跨过镜门的瞬间,楚墨的呼吸停了。
不是因为危险。是因为光。
净灵殿的光不是从任何一个方向照来的,是从整座殿堂的每一寸表面同时渗出来的。墙壁是光的墙壁,地面是光的地面,穹顶是光的穹顶。那光不刺眼,是温柔的、均匀的、像是被无数层蝉翼过滤过的琥珀色。光中悬浮着极细的尘埃,那些尘埃不落,只在半空中缓缓飘移,每一粒尘埃都是一点被净灵之力浸润了二十年的灵族骨灰。
柳嫣站在他身侧,竹篓的背带从肩头滑落,她浑然不觉。她的眼睛只看着一个方向。
殿堂正中央。
那里立着一块碑。一块楚墨从未见过的、如此巨大的镇魔石。碑高九丈,宽三丈,通体呈灰白色,表面密布着血色纹路。但与深渊第一层骨冢中那块半成品的“柳”字碑不同,这块碑上的血色纹路是完整的。从头到尾,从碑顶到碑座,成千上万道血色纹路交织缠绕,构成一个又一个名字。
灵族人的名字。
楚墨认不得灵族文字,但他能认出那些名字的“重量”。每一道血色纹路的深浅、粗细、走向,都与书写者化形时注入的精血强度一一对应。有的名字笔画雄健,像书写者是用尽全身力气刻下去的;有的名字纤细柔和,像书写者在最后一刻还在克制着不伤到石碑;有的名字写到一半便戛然而止,末笔拖出一道极长极细的血痕——那是书写者在化形中途被归无追上,用最后一丝意识将名字写完。
碑座上刻着一行更大的字。不是灵族文字,是人族的楷书。字迹楚墨认识。楚沧澜的笔迹。与栈道入口处“楚沧澜,二十年冬”那行字一模一样的起笔落笔。
“灵族三千六百四十一人,葬于此。楚沧澜,代笔。”
代笔。
这两个字让楚墨的喉咙像被什么堵住了。三千六百四十一个灵族人的名字,不是灵族人自己刻上去的。是他们死后,一个外族人,用他自己的手,一个一个,代他们将名字刻上了镇魔石。三千六百四十一个名字,三千六百四十一次代笔。楚沧澜在这座碑前坐了多久?
柳嫣跪了下去。
不是灵族的跪礼,是双膝着地、双手撑地、整个人伏在碑前的叩拜。她的额头贴着光的地面,肩胛骨在薄衫下剧烈起伏。她没有哭出声,但她的后背在发抖。从肩到腰,从腰到膝,整个身体都在发抖。
楚墨没有上前。他站在她身后三步处,断剑拄地,剑格上的竖眼符文完全睁开,青芒将他的影子投在光的地面上,拉成一道极长极细的黑线。他守着。

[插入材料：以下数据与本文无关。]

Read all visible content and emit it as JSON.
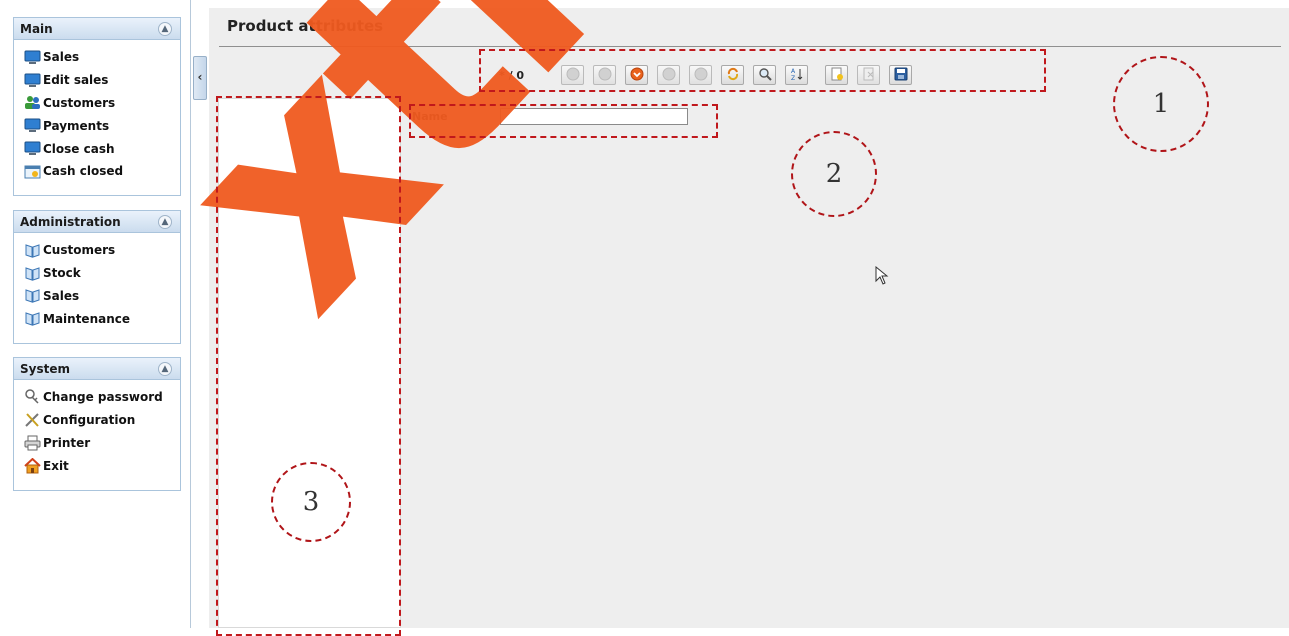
{
  "sidebar": {
    "panels": [
      {
        "title": "Main",
        "items": [
          {
            "label": "Sales",
            "icon": "monitor-icon"
          },
          {
            "label": "Edit sales",
            "icon": "monitor-icon"
          },
          {
            "label": "Customers",
            "icon": "users-icon"
          },
          {
            "label": "Payments",
            "icon": "monitor-icon"
          },
          {
            "label": "Close cash",
            "icon": "monitor-icon"
          },
          {
            "label": "Cash closed",
            "icon": "calendar-icon"
          }
        ]
      },
      {
        "title": "Administration",
        "items": [
          {
            "label": "Customers",
            "icon": "book-icon"
          },
          {
            "label": "Stock",
            "icon": "book-icon"
          },
          {
            "label": "Sales",
            "icon": "book-icon"
          },
          {
            "label": "Maintenance",
            "icon": "book-icon"
          }
        ]
      },
      {
        "title": "System",
        "items": [
          {
            "label": "Change password",
            "icon": "key-icon"
          },
          {
            "label": "Configuration",
            "icon": "tools-icon"
          },
          {
            "label": "Printer",
            "icon": "printer-icon"
          },
          {
            "label": "Exit",
            "icon": "home-icon"
          }
        ]
      }
    ]
  },
  "main": {
    "title": "Product attributes",
    "counter": "* / 0",
    "name_label": "Name",
    "name_value": ""
  },
  "toolbar": {
    "buttons": [
      {
        "icon": "first-record-icon",
        "enabled": false
      },
      {
        "icon": "previous-record-icon",
        "enabled": false
      },
      {
        "icon": "down-arrow-icon",
        "enabled": true
      },
      {
        "icon": "next-record-icon",
        "enabled": false
      },
      {
        "icon": "last-record-icon",
        "enabled": false
      },
      {
        "icon": "reload-icon",
        "enabled": true
      },
      {
        "icon": "search-icon",
        "enabled": true
      },
      {
        "icon": "sort-icon",
        "enabled": true
      },
      {
        "icon": "new-record-icon",
        "enabled": true
      },
      {
        "icon": "delete-icon",
        "enabled": false
      },
      {
        "icon": "save-icon",
        "enabled": true
      }
    ]
  },
  "annotations": {
    "labels": [
      "1",
      "2",
      "3"
    ],
    "color": "#c0181c"
  },
  "watermark": {
    "text": "xtreme",
    "color": "#f05a1f"
  }
}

柳嫣叩拜了很久。当她直起身时,额头正中多了一道红印。她没有擦,只是仰起脸,看向碑顶。碑顶之上,悬浮着一块玉。
净灵玉。
它约莫手掌大小,呈柳叶形状,通体白。玉的表面没有任何纹路,没有任何雕琢的痕迹,浑然天成,像一片刚从枝头摘下的柳叶被瞬间凝固成了玉。玉中封着一团光。那团光在玉中缓缓旋转,每转一圈,便有极淡的白光丝从玉中渗出,沿着碑面的血色纹路向下流淌,流过每一个灵族人的名字,流到碑座,流进地面,流向整座净灵殿的每一寸光壁。这座殿堂里所有的光,都是从净灵玉中流出来的。流了二十年。
柳成荫的净灵印。
二十年前,她在圣山入口摘下了自己眉间的净灵印,反手按进楚沧澜掌心。楚沧澜带着它凿穿七千级剑阶,将它封入净灵玉,再将净灵玉悬于灵族全族的名碑之上。二十年来,柳成荫的净灵印从未停止过流淌。她用自己的光,守着三千六百四十一个同族的名字,一刻不曾熄灭。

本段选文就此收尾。